In any case, the rest of this entry is a wrap up of a few non-theatre events during the last month, told mostly in photographs.

First was a social event sponsored by our Gulfstream Grady Group boat club.  Their annual “bash” is held at the venerable Bonnette Hunt Club, a fishing and hunting club that has been frequented by luminaries over the years and now is a catering destination, but still retains its rustic Florida roots, barbecuing wild boar, turkey and ham for such events.  Bing Crosby’s locker is still there as well as testimonials from the likes of the cast of Gunsmoke for instance.  You can’t get more “old Florida” than this club, and it was a great night with the Group.

I gave my first theme concert in January at the Brookdale Palm Beach Gardens Assisted Living Home, this one covering the music of Rodgers and Hammerstein.  I’ve done many such concerts in the past including ones as Mangrove Bay (accompanying a singer), Waterford, La Posada and the Hanley Center to name a few.  It is an enjoyable way to give back to the community. 

Towards the end of January Ann left on a long-ago planned three week tour with Overseas Adventure Travel to Thailand, Laos, Cambodia, and Vietnam.  I would have liked to have gone, but health reasons prevented me, so I filled in those weeks with lots of emails from and to her, following her exploits through those communications.  She is such a good writer (and eventually I hope to post an edited version of her descriptions, along with some of her photographs, such as this one of her group in Laos). 

But just before she left, though, we went to Art Palm Beach at the Convention Center which mostly focuses on modern art and photographs.  These are just a few highlights, my favorite being a photograph of Marilyn Monroe lap dancing James Dean, a photograph I’ve never seen before, our reflections showing in my photo of the photo.

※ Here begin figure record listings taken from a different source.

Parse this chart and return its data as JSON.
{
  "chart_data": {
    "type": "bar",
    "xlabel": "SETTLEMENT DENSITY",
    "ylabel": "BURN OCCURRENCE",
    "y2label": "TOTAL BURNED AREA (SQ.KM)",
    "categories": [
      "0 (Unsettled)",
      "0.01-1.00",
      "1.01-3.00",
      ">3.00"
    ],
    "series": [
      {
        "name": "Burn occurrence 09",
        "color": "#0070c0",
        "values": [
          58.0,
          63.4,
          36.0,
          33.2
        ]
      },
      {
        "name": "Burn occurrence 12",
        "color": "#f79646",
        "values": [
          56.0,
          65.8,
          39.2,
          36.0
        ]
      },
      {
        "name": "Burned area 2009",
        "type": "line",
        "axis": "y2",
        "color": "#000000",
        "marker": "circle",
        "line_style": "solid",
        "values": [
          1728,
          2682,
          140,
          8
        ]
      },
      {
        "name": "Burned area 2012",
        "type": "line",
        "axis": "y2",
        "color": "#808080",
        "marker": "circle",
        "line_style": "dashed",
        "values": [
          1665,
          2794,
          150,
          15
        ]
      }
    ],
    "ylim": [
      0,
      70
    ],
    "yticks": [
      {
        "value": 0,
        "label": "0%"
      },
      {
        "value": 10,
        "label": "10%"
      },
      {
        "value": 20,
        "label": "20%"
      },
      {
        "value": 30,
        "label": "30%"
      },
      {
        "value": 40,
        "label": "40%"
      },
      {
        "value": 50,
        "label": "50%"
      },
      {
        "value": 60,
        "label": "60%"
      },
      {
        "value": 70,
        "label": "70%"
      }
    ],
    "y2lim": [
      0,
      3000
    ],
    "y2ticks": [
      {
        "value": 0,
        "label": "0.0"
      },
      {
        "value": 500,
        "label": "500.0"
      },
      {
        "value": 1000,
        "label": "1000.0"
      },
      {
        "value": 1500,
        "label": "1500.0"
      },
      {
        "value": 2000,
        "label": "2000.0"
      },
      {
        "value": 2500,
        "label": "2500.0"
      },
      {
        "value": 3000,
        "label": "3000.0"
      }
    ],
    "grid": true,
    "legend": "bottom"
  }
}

While she was gone, I attended the Palm Beach Jewelry, Art & Antique Show (PBJAAS)—also at the Convention Center -- with our friends Harry and Susan.  This show, as the title implies, covers a broader landscape.  The Jewelry doesn’t interest me, but the art and antiques are fascinating, as I hope some of the photos reveal.  In particular I found myself spending time admiring Guy Carleton Wiggins’ beautiful early 20th century impressionistic paintings of the NYC landscape in the snow.  (And what could be snowier than this winter in the Northeast.)


The PBJAAS is a very upscale exhibit and in fact we attended opening night by invitation only, champagne and hors d'oeuvres being extended to all guests as well as some operatic entertainment.  I include this brief video clip of the latter (but it will not play on mobile devices, sorry – it’s all Google’s fault!).

After my three weeks of bachelorhood, I was more than ready to collect Ann at the airport.  I say “collect” as she arrived exhausted. Her challenging trip became a nightmare on her return home as she missed her plane connection in Qatar.   But she’s now home, slowly recovering and I hope to have something to post in the future from her trip.  Plus I need to edit some of her photos, so it may be quite some time before we have anything for posting!